You might start with The Work of Byron Katie because yeah, that's good stuff on reframing - it can also maybe go a little too far into woo-woo land, but that's ok. We can all use a little woo-woo sometimes. Just pull back if you need to.

Like, seriously, am I not going to let myself be sad because someone died? No. I am going to be sad. They died. Their body is gone. Their memory is not gone, but their body is going to decompose and rot. That's sad because they don't get to live anymore. End of story. I will be sad and know that I am sad and know that I am alive and be happy I'm alive, too. Feelings are complex - we are not our feelings, but that doesn't mean we can't have them. We aren't automatons.

Reframing isn't - in my personal opinion - meant to make life perfect. Fuck that shit. As the Princess Bride so wisely notes: "Life is pain, Highness. Anyone who says differently is selling something." 

The Buddhists call this Right Understanding and you can explore that truth more with Buddhist authors. Thich Nhat Hanh has an especially simple and graceful way of getting to the heart of truth. And for real warrior level fear or anger or grief reframing, Pema Chodron is a good guide.

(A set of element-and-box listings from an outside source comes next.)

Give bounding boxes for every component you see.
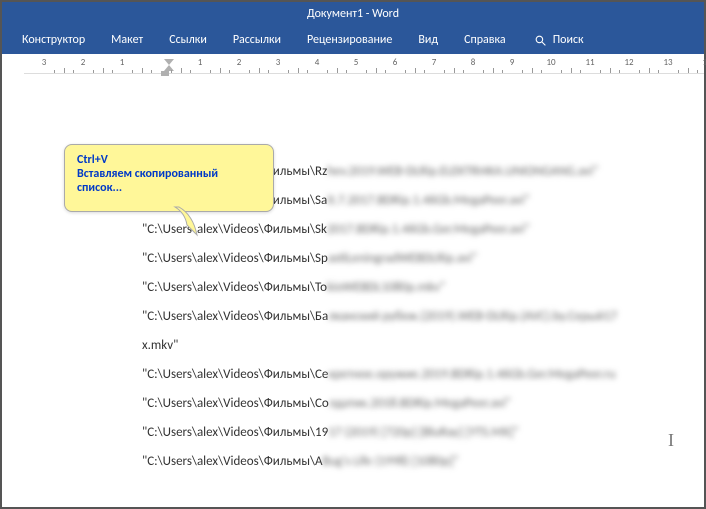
line-blurred-text: kioWEBDL1080p.mkv" xyxy=(327,280,445,295)
ruler-number: 7 xyxy=(432,57,437,73)
ruler-number: 14 xyxy=(702,57,706,73)
ruler-number: 11 xyxy=(585,57,594,73)
line-blurred-text: hev.2019.WEB-DLRip.ELEKTRI4KA.UNIONGANG.… xyxy=(327,164,598,179)
line-blurred-text: 17 (2019) [720p] [BluRay] [YTS.MX]" xyxy=(328,425,518,440)
tab-review[interactable]: Рецензирование xyxy=(295,26,404,54)
line-blurred-text: it.7.2017.BDRip.1.46Gb.MegaPeer.avi" xyxy=(327,193,529,208)
document-line[interactable]: "C:\Users\alex\Videos\Фильмы\Солдатик.20… xyxy=(142,396,684,411)
line-blurred-text: лдатик.2018.BDRip.MegaPeer.avi" xyxy=(329,396,511,411)
ruler-number: 2 xyxy=(237,57,242,73)
ruler-number: 10 xyxy=(546,57,555,73)
tab-view[interactable]: Вид xyxy=(406,26,450,54)
ruler-number: 12 xyxy=(624,57,633,73)
title-bar: Документ1 - Word xyxy=(2,2,704,26)
callout-line2: Вставляем скопированный xyxy=(77,167,261,181)
horizontal-ruler[interactable]: 3211234567891011121314 xyxy=(24,54,704,74)
document-line[interactable]: "C:\Users\alex\Videos\Фильмы\Секретное.о… xyxy=(142,367,684,382)
ruler-number: 8 xyxy=(471,57,476,73)
tab-constructor[interactable]: Конструктор xyxy=(10,26,97,54)
text-cursor-icon: I xyxy=(668,430,674,451)
document-line[interactable]: "C:\Users\alex\Videos\Фильмы\SpastiLenin… xyxy=(142,251,684,266)
ruler-number: 5 xyxy=(354,57,359,73)
document-page[interactable]: "C:\Users\alex\Videos\Фильмы\Rzhev.2019.… xyxy=(22,84,684,469)
line-clear-text: "C:\Users\alex\Videos\Фильмы\19 xyxy=(142,425,328,440)
ruler-number: 9 xyxy=(510,57,515,73)
ruler-number: 3 xyxy=(276,57,281,73)
callout-line1: Ctrl+V xyxy=(77,153,261,167)
tab-references[interactable]: Ссылки xyxy=(157,26,219,54)
line-blurred-text: лканский рубеж.(2019).WEB-DLRip.(AVC).by… xyxy=(328,309,617,324)
line-clear-text: "C:\Users\alex\Videos\Фильмы\A xyxy=(142,454,323,469)
search-label: Поиск xyxy=(553,33,584,47)
document-line[interactable]: "C:\Users\alex\Videos\Фильмы\Sk2017.BDRi… xyxy=(142,222,684,237)
document-line[interactable]: "C:\Users\alex\Videos\Фильмы\1917 (2019)… xyxy=(142,425,684,440)
line-clear-text: "C:\Users\alex\Videos\Фильмы\Со xyxy=(142,396,329,411)
document-line[interactable]: "C:\Users\alex\Videos\Фильмы\TokioWEBDL1… xyxy=(142,280,684,295)
line-clear-text: x.mkv" xyxy=(142,338,178,353)
tab-layout[interactable]: Макет xyxy=(99,26,155,54)
ruler-number: 2 xyxy=(81,57,86,73)
ruler-number: 6 xyxy=(393,57,398,73)
search-box[interactable]: Поиск xyxy=(520,26,584,54)
ruler-number: 1 xyxy=(120,57,125,73)
search-icon xyxy=(534,34,547,47)
ruler-number: 3 xyxy=(42,57,47,73)
line-blurred-text: astiLeningradWEBDLRip.avi" xyxy=(328,251,477,266)
line-blurred-text: кретное.оружие.2019.BDRip.1.46Gb.Ger.Meg… xyxy=(328,367,615,382)
line-clear-text: "C:\Users\alex\Videos\Фильмы\Се xyxy=(142,367,328,382)
callout-tail-icon xyxy=(175,207,203,237)
callout-tooltip: Ctrl+V Вставляем скопированный список... xyxy=(64,144,274,212)
line-clear-text: "C:\Users\alex\Videos\Фильмы\Sp xyxy=(142,251,328,266)
line-blurred-text: 2017.BDRip.1.46Gb.Ger.MegaPeer.avi" xyxy=(327,222,530,237)
ruler-number: 13 xyxy=(663,57,672,73)
line-blurred-text: Bug's Life (1998) [1080p]" xyxy=(323,454,459,469)
line-clear-text: "C:\Users\alex\Videos\Фильмы\Sk xyxy=(142,222,327,237)
line-clear-text: "C:\Users\alex\Videos\Фильмы\To xyxy=(142,280,327,295)
ruler-number: 4 xyxy=(315,57,320,73)
editor-area: 3211234567891011121314 Ctrl+V Вставляем … xyxy=(2,54,704,507)
tab-help[interactable]: Справка xyxy=(452,26,518,54)
callout-line3: список... xyxy=(77,181,261,195)
document-line[interactable]: x.mkv" xyxy=(142,338,684,353)
line-clear-text: "C:\Users\alex\Videos\Фильмы\Ба xyxy=(142,309,328,324)
document-line[interactable]: "C:\Users\alex\Videos\Фильмы\Балканский … xyxy=(142,309,684,324)
tab-mailings[interactable]: Рассылки xyxy=(221,26,293,54)
ruler-number: 1 xyxy=(198,57,203,73)
window-title: Документ1 - Word xyxy=(307,7,399,21)
document-line[interactable]: "C:\Users\alex\Videos\Фильмы\A Bug's Lif… xyxy=(142,454,684,469)
ribbon-tabs: Конструктор Макет Ссылки Рассылки Реценз… xyxy=(2,26,704,54)
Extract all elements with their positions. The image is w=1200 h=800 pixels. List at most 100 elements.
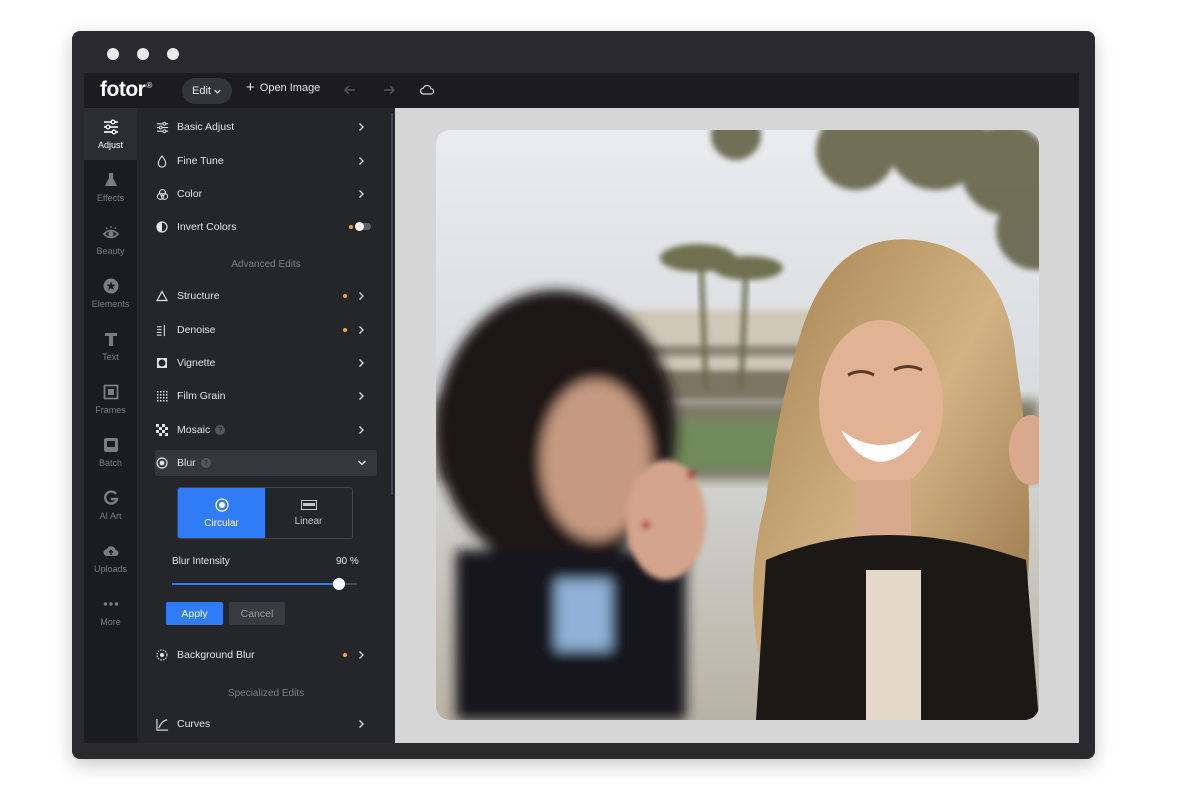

But the heart of your life is you. Find your own wisdom and live it. That's the only advice that matters, in the end. Figure out how to live your life your way. You have all you need inside you.

PS: good grief, this cold is making me verbose! I could sit here and write for hours (and have)! All this week, in fact. I guess writing is distracting me from the annoyance of the cold. Distraction can be a good thing, yes indeed.